Keeps the model loaded in a background process so every subsequent commit is instant — no reload wait. The daemon starts automatically and is managed via brancher-mini daemon.

🖥️

GPU with CPU fallback

Inference runs with all layers on the GPU by default. If the process exits within 8 seconds (OOM), it automatically restarts in CPU-only mode.

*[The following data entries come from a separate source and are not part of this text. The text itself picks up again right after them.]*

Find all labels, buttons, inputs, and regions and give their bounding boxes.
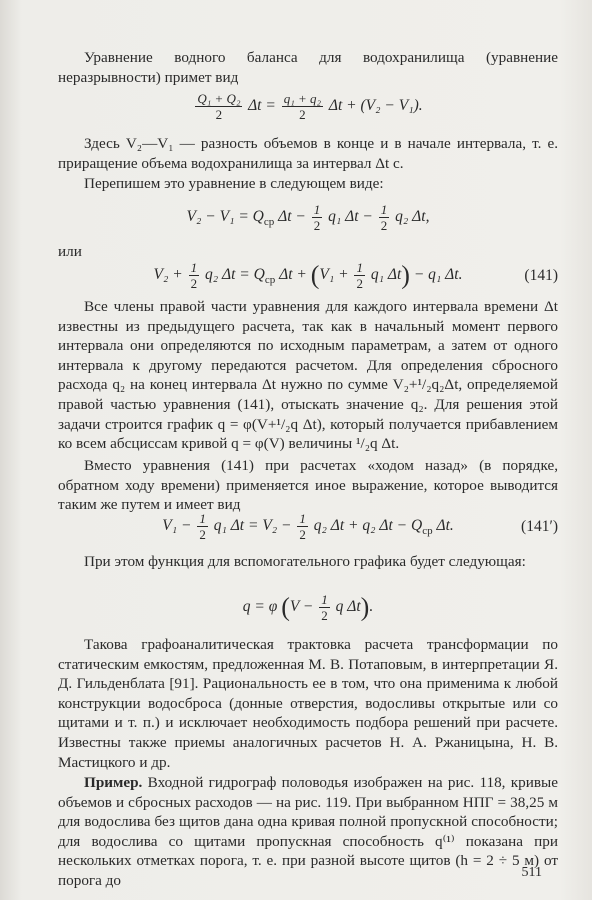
equation-number: (141) <box>524 266 558 284</box>
paragraph-aux-function: При этом функция для вспомогательного графика будет следующая: <box>84 553 526 570</box>
fraction: $\frac{\text{q₁ + q₂}}{2}$ <box>283 91 322 122</box>
paragraph-rewrite: Перепишем это уравнение в следующем виде: <box>84 175 384 192</box>
fraction: $\frac{\text{Q₁ + Q₂}}{2}$ <box>197 91 241 122</box>
paragraph-volume-difference: Здесь V₂—V₁ — разность объемов в конце и в начале интервала, т. е. приращение объема водохранилища за интервал Δt с. <box>58 135 558 172</box>
paragraph-reverse-run: Вместо уравнения (141) при расчетах «ходом назад» (в порядке, обратном ходу времени) применяется иное выражение, которое выводится таким же путем и имеет вид <box>58 457 558 514</box>
fraction: $\frac{1}{2}$ <box>380 202 388 233</box>
equation-number: (141′) <box>521 517 558 535</box>
equation-rewritten: $V_2 - V_1 = Q_{ср}$ Δt − $\frac{1}{2}$ q₁ Δt − $\frac{1}{2}$ q₂ Δt, <box>186 202 430 233</box>
fraction: $\frac{1}{2}$ <box>299 511 306 542</box>
equation-aux-graph: q = φ (V − $\frac{1}{2}$ q Δt). <box>242 592 374 623</box>
fraction: $\frac{1}{2}$ <box>190 260 198 291</box>
fraction: $\frac{1}{2}$ <box>321 592 328 623</box>
page-number: 511 <box>521 865 542 880</box>
paragraph-intro: Уравнение водного баланса для водохранилища (уравнение неразрывности) примет вид <box>58 49 558 86</box>
paragraph-example <box>58 773 558 891</box>
paragraph-interpretation: Такова графоаналитическая трактовка расчета трансформации по статическим емкостям, предложенная М. В. Потаповым, в интерпретации Я. Д. Гильденблата [91]. Рациональность ее в том, что она применима к любой конструкции водосброса (донные отверстия, водосливы открытые или со щитами и т. п.) и исключает необходимость подбора решений при расчете. Известны также приемы аналогичных расчетов Н. А. Ржаницына, Н. В. Мастицкого и др. <box>58 636 558 771</box>
fraction: $\frac{1}{2}$ <box>356 260 363 291</box>
example-label: Пример. <box>84 774 143 791</box>
fraction: $\frac{1}{2}$ <box>199 511 206 542</box>
equation-water-balance: $\frac{\text{Q₁ + Q₂}}{2}$ Δt = $\frac{\text{q₁ + q₂}}{2}$ Δt + (V₂ − V₁). <box>197 91 423 122</box>
fraction: $\frac{1}{2}$ <box>313 202 321 233</box>
word-or: или <box>58 243 82 260</box>
equation-141-prime: V₁ − $\frac{1}{2}$ q₁ Δt = V₂ − $\frac{1}{2}$ q₂ Δt + q₂ $\Delta t - Q_{ср}$ Δt. (141′) <box>162 511 558 542</box>
paragraph-explanation: Все члены правой части уравнения для каждого интервала времени Δt известны из предыдущего расчета, так как в начальный момент первого интервала они определяются по исходным параметрам, а затем от одного интервала к другому передаются расчетом. Для определения сбросного расхода q₂ на конец интервала Δt нужно по сумме V₂+¹/₂q₂Δt, определяемой правой частью уравнения (141), отыскать значение q₂. Для решения этой задачи строится график q = φ(V+¹/₂q Δt), который получается прибавлением ко всем абсциссам кривой q = φ(V) величины ¹/₂q Δt. <box>58 298 558 453</box>
example-text: Входной гидрограф половодья изображен на рис. 118, кривые объемов и сбросных расходов — на рис. 119. При выбранном НПГ = 38,25 м для водослива без щитов дана одна кривая полной пропускной способности; для водослива со щитами пропускная способность q⁽¹⁾ показана при нескольких отметках порога, т. е. при разной высоте щитов (h = 2 ÷ 5 м) от порога до <box>58 774 558 889</box>
equation-141: V₂ + $\frac{1}{2}$ q₂ $\Delta t = Q_{ср}$ Δt + (V₁ + $\frac{1}{2}$ q₁ Δt) − q₁ Δt. (141) <box>153 260 558 291</box>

No API keys required. After the first model download, brancher-mini works entirely offline. The only network activity is the optional anonymous telemetry sync (once per day, preview builds only).

Capabilities

Features

  • Conventional Commits — always generates properly typed messages: feat:, fix:, chore:, refactor: and more.
  • Two generation modes — compact (single message) and extended (per-group commits for multi-concern changesets).
  • Interactive workflow — accept, edit inline, regenerate, or exit without committing. Edit uses your existing message as the default.
  • Staging area safety — your staging area is always restored to its original state on cancel, ignore, or crash.
  • Lock file & generated file detectionpackage-lock.json, yarn.lock, source maps, minified assets, and dist/ output get static messages — no LLM call wasted.
  • Large diff handling — oversized diffs are chunked by hunk and summarised in batches; single-hunk monster files fall back gracefully.
  • Background daemon mode — keeps the model warm between commits for instant generation on subsequent runs.
  • GPU inference with automatic CPU fallback — uses all available GPU layers; restarts in CPU mode if VRAM is insufficient.
  • Debug logging — optionally captures every LLM prompt, output, and crash to dated log files in ~/.brancher-mini/logs/.

Reference

Usage

Generate a commit message

bash
brancher-mini                    # analyse staged changes
brancher-mini --all              # stage everything, then generate
brancher-mini --mode extended    # one message per logical change group
brancher-mini --message-only     # print message to stdout, skip prompts
brancher-mini --single-line      # title only, no body

Configuration

Run brancher-mini config to open the interactive setup wizard. Settings are saved to ~/.brancher-minirc.json.

Option Values Default
model gemma-4:e4b — Gemma 3 4B
qwen2.5-coder:3b — Qwen2.5-Coder 3B
Set at first run
gitBehavior staged-only · stage-all Set at first run
executionMode load-on-exec · always-loaded Set at first run
telemetry true · false true (stable releases only)

Daemon

Daemon mode keeps the model loaded between commits for instant generation. It starts automatically when executionMode is set to always-loaded.

bash
brancher-mini daemon status    # check if daemon is running
brancher-mini daemon stop      # stop the daemon

Debug logging

When enabled, every commit run appends a structured log to ~/.brancher-mini/logs/YYYY-MM-DD.log containing the full LLM prompt, output, and any crash details. Crash logs are always written regardless of the debug flag.

bash
brancher-mini debug enable     # turn on verbose logging
brancher-mini debug disable    # turn off verbose logging
brancher-mini debug status     # show log file count and size
brancher-mini debug clear      # delete all log files

Under the hood

Tech stack

brancher-mini is a single self-contained binary with no runtime dependencies for end users.

Runtime

Bun + TypeScript — compiled to a self-contained native binary (~60–80 MB). No Node or Bun required on the end-user's machine.

LLM inference

llama-server (llama.cpp's built-in HTTP server) — exposes an OpenAI-compatible API on localhost. Bundled in the release tarball.

Models

GGUF Q4_K_M quantised models from Hugging Face. Downloaded on first use, cached locally. Verified with GGUF magic-byte check after download.

CLI framework

Commander.js for subcommands and flags. Inquirer (@inquirer/select, @inquirer/input) for interactive prompts.

The binary and llama-server are packaged together in a platform-specific .tar.gz and installed by install.sh (Linux/macOS) or install.ps1 (Windows). No package manager, no runtime, no PATH gymnastics beyond a single symlink.